Veröffentlicht am:26.05.2023

4 Minuten Lesedauer

Eine AOK-Umfrage zeigt: Männer sind Vorsorgemuffel. Nur knapp die Hälfte nimmt Untersuchungen zur Krebsfrüherkennung regelmäßig in Anspruch – bei den Frauen sind es immerhin gut zwei Drittel. Warum das so ist, weiß der Experte.

Ehefrau überredet ihren Mann, zur Krebsvorsorge zu gehen.

© iStock / urbazon

Porträt von Thorsten Padberg

© Caroline Pitzke

Thorsten Padberg ist Buchautor, Psycho­therapeut und Dozent für Verhaltenstherapie, beschäftigt sich unter anderem mit Geschlechterrollen. Seine Erfahrung: Viele Männer seien es nicht gewohnt, über ihre Befindlichkeit zu reden – und schon gar nicht über Krankheiten, die ihre Männlichkeit infrage stellen. Wollen Männer lieber gar nicht wissen, wie es Ihnen wirklich geht? Oder hängt ihr Vorsorgeverhalten mit dem Bild von Männlichkeit in unserer Gesellschaft zusammen?

Laut AOK-Umfrage gehen Männer deutlich seltener zur Krebsvorsorge

Männer nehmen Vorsorgeuntersuchungen also weniger ernst?

Das ist tatsächlich ein Problem: Gesundheitsfürsorge für die ganze Familie wurde traditionell immer als Aufgabe von Frauen verstanden. Inzwischen sind Frauen deutlich gleichberechtigter und haben eigenständige Berufsbiographien – doch einige Rollenklischees halten sich. Zudem werden Frauen durch geschlechterspezifische Routineuntersuchungen viel früher an das Thema Gesundheitsvorsorge herangeführt. So entsteht eine Vorsorge-Routine. Schon in jungen Jahren wird sich mit dem eigenen Körper beschäftigt – da liegt es nah, später entsprechende Vorsorge- und Früherkennungsangebote anzunehmen. Für Männer ist dies alles in allem ein deutlich größerer Schritt.

Nehmen Sie selbst Ähnliches wahr – gehen Männer seltener zur Psychotherapie?

In meiner Praxis sehe ich natürlich vor allem Männer, die sich für eine Psychotherapie entschieden haben. Aber es gibt Fachliteratur, die besagt, dass es Männer in der Therapie schwerer haben, da sie zum Beispiel nicht gut auf ihre Gefühle achten. Das ist meiner Meinung nach ein Klischee: Man sollte als Therapeut flexibel sein und genau darauf achten, welches Angebot für welchen Menschen sinnvoll ist. Hierbei werden Geschlechterrollen immer weniger wichtig – beispielsweise steigt die Sensibilität für psychologische Themen bei jüngeren Männern mittlerweile spürbar.

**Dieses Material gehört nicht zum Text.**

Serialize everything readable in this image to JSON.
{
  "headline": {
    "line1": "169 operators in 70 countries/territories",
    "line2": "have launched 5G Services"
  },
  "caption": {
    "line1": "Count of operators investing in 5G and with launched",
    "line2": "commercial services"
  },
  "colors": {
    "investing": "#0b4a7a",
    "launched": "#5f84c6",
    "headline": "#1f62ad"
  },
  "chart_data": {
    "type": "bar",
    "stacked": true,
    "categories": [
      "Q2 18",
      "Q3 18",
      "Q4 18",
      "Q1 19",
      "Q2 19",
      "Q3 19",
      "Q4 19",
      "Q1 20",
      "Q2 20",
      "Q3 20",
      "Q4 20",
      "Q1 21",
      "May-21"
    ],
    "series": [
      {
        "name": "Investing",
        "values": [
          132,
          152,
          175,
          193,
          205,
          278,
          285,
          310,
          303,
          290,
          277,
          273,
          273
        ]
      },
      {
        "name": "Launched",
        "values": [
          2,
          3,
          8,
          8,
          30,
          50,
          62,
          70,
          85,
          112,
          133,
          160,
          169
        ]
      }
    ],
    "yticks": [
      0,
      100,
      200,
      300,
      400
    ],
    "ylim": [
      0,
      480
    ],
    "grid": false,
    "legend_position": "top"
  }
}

Ein Arzt bespricht ein Untersuchungsergebnis mit seinem Patienten.

© iStock / Geber86

Krebsvorsorge kann Leben retten, denn je früher ein Tumor erkannt wird, umso besser sind die Heilungschancen. Wichtig ist, dass man die Vorsorgeangebote wahrnimmt und Verdachtsmomente ernst nimmt.

Vernachlässigte Vorsorge? Toxische Männlichkeit kann eine Rolle spielen

Wie macht sich toxische Männlichkeit im Alltag bemerkbar?

Männer hatten in Lebensbereichen wie Beruf und Familie lange Zeit unhinterfragt die Oberhand. Manche versuchen diese Vorherrschaft mit bestimmten Verhaltensweisen zu verteidigen, die man heute „toxisch männlich“ nennt. Das kann zu Problemen führen – vor allem für diejenigen, die darunter zu leiden haben. Doch es geschieht auch ein kultureller Wandel: Unsere Gesellschaft ist freier geworden, Teile der Diskriminierung von Frauen sind abgebaut und generell herrscht ein liberaleres Klima. Dadurch wird bei Männern die Notwendigkeit erzeugt, sich selbst stärker zu hinterfragen – gleichzeitig haben sie weniger Angst, kein „echter Mann“ zu sein.

Inzwischen sind jüngere Männer jedoch mit psychologischen Konzepten deutlich besser vertraut, weil sie darüber sprechen. Da knüpfen Kampagnen wie „Deutschland, wir müssen über Gesundheit reden“ der AOK gut an, indem das Thema der Gesundheitsvorsorge enttabuisiert und in den Fokus der Öffentlichkeit gerückt wird.

AOK-Kampagne „Deutschland, wir müssen über Gesundheit reden“

Die AOK übernimmt die Kosten für die Krebsfrüherkennung bei Männern ab dem 35. Lebensjahr, bei Frauen ab dem 20. Lebensjahr.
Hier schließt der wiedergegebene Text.